My only father got drunk playing golf at the country club. There was an Olympic pool where I swam happily all day and made Marco Polo friends and there was a grille by the tennis courts where faceless they browned the hot dogs on a flat top and spread soft split buns with melted butter from a brush and flattened them on the grill to toast crisp and brown and pale yellow in the center against the stripe of yellow mustard from a bottle with a tip, snaking in a zig zag, which was all I ever wanted. I hated catsup or anything that would muddy the delicacy of the buttery crisp of the edges of the bun, the browned casing snapping against my front teeth as I bit hungrily into the thing, lifting my face at the sun, loving hunger.

I forget to continue: he was drunk, and my mother and I took either side of him and carefully walked him to the car as he swayed and stumbled through the sand in the summer twilight. He sang, “Goodnight Irene,” which I knew at nine was a standard song of the drunk, a part of Jackie Gleason on Sundays before Star Trek and bedtime, that beginning of sadness. And I knew how some part of it was made violently up of violas, some kind of game that pretended to be more fun than it was. He was awfully drunk, though. If my memory is correct, which it isn’t, that would be the night where he got laid out on the gold fur den couch against the woven hemp wallpaper and mother allowed me to jump on his stomach and he didn’t wake.

Novels

The cell snaps away from her lips ending a conversation and I notice her nude lobe bears the gray trace of an ideogram signifying deep and silent water. I slip the photographs of my baby into the hip of a black attaché.

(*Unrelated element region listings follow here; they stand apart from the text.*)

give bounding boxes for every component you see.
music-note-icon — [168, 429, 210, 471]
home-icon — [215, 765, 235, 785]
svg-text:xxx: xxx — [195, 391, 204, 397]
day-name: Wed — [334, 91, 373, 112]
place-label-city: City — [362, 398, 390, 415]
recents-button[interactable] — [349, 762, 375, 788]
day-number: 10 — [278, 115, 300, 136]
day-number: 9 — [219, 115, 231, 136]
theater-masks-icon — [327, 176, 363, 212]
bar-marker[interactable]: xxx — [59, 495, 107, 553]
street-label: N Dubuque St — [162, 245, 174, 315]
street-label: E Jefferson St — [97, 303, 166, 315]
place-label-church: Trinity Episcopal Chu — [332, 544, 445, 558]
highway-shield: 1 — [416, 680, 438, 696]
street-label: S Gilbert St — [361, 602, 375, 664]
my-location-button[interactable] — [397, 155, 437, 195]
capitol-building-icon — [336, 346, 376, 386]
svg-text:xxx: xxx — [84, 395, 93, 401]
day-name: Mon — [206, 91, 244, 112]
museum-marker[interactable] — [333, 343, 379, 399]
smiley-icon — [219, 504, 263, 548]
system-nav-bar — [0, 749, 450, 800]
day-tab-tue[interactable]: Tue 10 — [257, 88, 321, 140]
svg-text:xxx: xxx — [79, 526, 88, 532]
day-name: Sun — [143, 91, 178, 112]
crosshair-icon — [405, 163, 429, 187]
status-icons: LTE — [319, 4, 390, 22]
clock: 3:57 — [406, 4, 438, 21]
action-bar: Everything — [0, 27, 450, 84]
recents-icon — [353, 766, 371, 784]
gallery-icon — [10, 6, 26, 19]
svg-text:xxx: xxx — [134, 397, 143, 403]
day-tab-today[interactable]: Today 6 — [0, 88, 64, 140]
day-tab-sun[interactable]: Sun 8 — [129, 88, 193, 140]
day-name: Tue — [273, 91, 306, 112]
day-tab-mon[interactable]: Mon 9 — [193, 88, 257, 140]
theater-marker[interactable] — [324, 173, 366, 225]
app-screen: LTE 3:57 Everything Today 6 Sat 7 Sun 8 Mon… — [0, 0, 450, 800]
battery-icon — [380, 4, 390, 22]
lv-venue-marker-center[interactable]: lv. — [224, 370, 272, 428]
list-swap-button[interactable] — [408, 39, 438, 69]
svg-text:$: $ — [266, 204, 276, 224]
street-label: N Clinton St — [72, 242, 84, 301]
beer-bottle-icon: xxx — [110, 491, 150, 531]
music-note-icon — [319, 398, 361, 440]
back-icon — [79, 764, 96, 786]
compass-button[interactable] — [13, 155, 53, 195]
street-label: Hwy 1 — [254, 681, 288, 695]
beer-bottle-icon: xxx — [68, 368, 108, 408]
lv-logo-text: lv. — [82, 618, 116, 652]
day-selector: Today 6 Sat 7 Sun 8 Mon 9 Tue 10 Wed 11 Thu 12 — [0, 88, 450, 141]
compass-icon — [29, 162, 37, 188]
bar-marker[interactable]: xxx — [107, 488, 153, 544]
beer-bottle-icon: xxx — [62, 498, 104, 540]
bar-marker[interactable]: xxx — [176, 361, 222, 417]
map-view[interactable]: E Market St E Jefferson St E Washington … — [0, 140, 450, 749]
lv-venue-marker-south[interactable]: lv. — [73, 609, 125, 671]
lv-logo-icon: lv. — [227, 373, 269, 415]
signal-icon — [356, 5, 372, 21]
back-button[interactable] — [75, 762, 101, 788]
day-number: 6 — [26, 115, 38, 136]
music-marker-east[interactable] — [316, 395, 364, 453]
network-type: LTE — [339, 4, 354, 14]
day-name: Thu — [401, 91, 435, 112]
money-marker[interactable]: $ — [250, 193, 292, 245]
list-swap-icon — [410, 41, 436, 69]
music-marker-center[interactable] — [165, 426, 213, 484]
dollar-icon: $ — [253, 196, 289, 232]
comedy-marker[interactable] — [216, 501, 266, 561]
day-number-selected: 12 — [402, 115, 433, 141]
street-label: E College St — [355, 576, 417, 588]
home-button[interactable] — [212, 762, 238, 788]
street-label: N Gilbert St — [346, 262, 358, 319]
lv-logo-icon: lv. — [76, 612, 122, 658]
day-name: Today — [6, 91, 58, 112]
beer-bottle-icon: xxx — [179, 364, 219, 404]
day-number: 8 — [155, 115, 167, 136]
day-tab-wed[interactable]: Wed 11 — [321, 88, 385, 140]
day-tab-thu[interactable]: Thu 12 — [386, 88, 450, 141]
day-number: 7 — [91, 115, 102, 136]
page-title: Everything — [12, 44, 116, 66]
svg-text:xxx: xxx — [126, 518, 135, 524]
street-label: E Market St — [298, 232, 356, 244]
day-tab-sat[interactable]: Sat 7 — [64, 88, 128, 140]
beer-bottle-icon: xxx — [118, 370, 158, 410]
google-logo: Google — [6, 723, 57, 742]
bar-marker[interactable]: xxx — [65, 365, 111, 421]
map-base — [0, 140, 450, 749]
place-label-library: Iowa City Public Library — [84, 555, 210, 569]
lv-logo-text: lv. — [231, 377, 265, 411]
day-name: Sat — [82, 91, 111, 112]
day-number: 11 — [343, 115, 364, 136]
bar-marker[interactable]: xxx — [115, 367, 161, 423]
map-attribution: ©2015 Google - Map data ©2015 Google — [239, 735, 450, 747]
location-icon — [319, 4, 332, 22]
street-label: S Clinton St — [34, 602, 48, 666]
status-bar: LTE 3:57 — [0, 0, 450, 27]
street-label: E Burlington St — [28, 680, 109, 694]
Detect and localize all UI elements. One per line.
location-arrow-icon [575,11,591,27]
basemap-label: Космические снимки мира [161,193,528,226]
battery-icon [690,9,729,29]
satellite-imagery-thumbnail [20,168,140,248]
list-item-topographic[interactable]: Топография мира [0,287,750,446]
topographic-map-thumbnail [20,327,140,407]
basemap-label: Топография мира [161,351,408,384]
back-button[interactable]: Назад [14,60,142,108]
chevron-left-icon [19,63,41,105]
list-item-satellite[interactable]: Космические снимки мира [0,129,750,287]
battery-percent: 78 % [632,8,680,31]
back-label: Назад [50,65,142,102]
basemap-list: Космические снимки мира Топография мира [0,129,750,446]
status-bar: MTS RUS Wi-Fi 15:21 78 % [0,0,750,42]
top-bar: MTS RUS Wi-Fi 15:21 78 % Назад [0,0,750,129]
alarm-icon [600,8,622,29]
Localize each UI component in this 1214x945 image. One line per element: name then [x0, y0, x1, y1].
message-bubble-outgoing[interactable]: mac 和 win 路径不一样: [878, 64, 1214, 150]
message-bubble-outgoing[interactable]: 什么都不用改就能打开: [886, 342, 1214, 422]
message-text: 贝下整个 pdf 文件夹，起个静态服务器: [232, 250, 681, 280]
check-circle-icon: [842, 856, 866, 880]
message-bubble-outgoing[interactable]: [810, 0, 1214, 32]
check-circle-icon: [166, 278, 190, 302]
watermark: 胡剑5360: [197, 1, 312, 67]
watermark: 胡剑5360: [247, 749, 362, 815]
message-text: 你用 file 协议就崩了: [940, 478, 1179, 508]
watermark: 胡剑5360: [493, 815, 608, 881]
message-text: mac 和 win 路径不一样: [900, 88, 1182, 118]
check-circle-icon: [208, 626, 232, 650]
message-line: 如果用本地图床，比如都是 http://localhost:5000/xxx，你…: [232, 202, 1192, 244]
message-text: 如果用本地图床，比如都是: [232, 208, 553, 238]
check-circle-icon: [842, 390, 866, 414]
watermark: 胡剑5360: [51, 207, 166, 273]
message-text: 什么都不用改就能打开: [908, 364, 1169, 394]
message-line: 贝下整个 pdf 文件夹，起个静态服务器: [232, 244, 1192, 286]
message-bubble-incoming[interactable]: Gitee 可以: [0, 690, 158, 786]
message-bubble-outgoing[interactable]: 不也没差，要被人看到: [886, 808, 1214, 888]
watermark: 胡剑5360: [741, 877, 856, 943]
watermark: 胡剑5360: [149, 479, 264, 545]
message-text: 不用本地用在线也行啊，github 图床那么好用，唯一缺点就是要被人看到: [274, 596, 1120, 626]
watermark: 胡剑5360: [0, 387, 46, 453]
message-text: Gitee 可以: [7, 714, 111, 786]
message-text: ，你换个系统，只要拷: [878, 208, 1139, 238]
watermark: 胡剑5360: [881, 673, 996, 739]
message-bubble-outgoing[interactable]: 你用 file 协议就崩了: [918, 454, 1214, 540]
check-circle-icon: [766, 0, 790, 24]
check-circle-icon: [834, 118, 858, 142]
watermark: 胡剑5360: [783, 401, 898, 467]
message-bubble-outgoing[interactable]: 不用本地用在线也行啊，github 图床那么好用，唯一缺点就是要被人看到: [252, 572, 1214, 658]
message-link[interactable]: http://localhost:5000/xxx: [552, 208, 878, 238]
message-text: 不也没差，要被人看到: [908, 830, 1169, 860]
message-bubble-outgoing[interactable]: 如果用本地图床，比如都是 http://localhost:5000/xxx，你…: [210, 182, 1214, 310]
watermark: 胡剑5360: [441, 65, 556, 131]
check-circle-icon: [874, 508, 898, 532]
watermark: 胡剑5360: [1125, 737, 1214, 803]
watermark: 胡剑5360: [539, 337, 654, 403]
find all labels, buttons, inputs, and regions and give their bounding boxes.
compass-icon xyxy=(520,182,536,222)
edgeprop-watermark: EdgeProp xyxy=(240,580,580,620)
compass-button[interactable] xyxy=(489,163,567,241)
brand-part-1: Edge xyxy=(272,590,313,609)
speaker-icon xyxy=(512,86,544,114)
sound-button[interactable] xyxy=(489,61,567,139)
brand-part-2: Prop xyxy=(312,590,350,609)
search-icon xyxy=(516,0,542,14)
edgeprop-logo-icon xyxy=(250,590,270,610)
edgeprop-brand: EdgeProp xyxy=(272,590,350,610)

She lifts the snub-nosed Taurus .38 toward the glint of her magmatic glasses and the arranged bullet disappears on red wings through the bedroom ceiling. It nests in the uncut holly to perch and peck at mullions and scream at every sunrise. I grunt and throw my own glasses against the suddenly softened wall. Her lips resemble roses cut from pork or rhodochrosite. The novels lining a cherry drum table beside the fire are Vladimir firsts and lie soaked among tree roaches in the grass. When the spiderweb of tumors kills the baby I countenance only unsigned white flowers at the ceremony, that’s how I am, absent and pale. The garden out back remains typically Russian, raveled with frozen maggots and beets mimicking radishes. Our news hopes in red ink god is willing to go out there and kill them at the game. I cancel the paper with a quick call and slice an eggplant to fry for dinner. Bitter droplets rise from the flesh.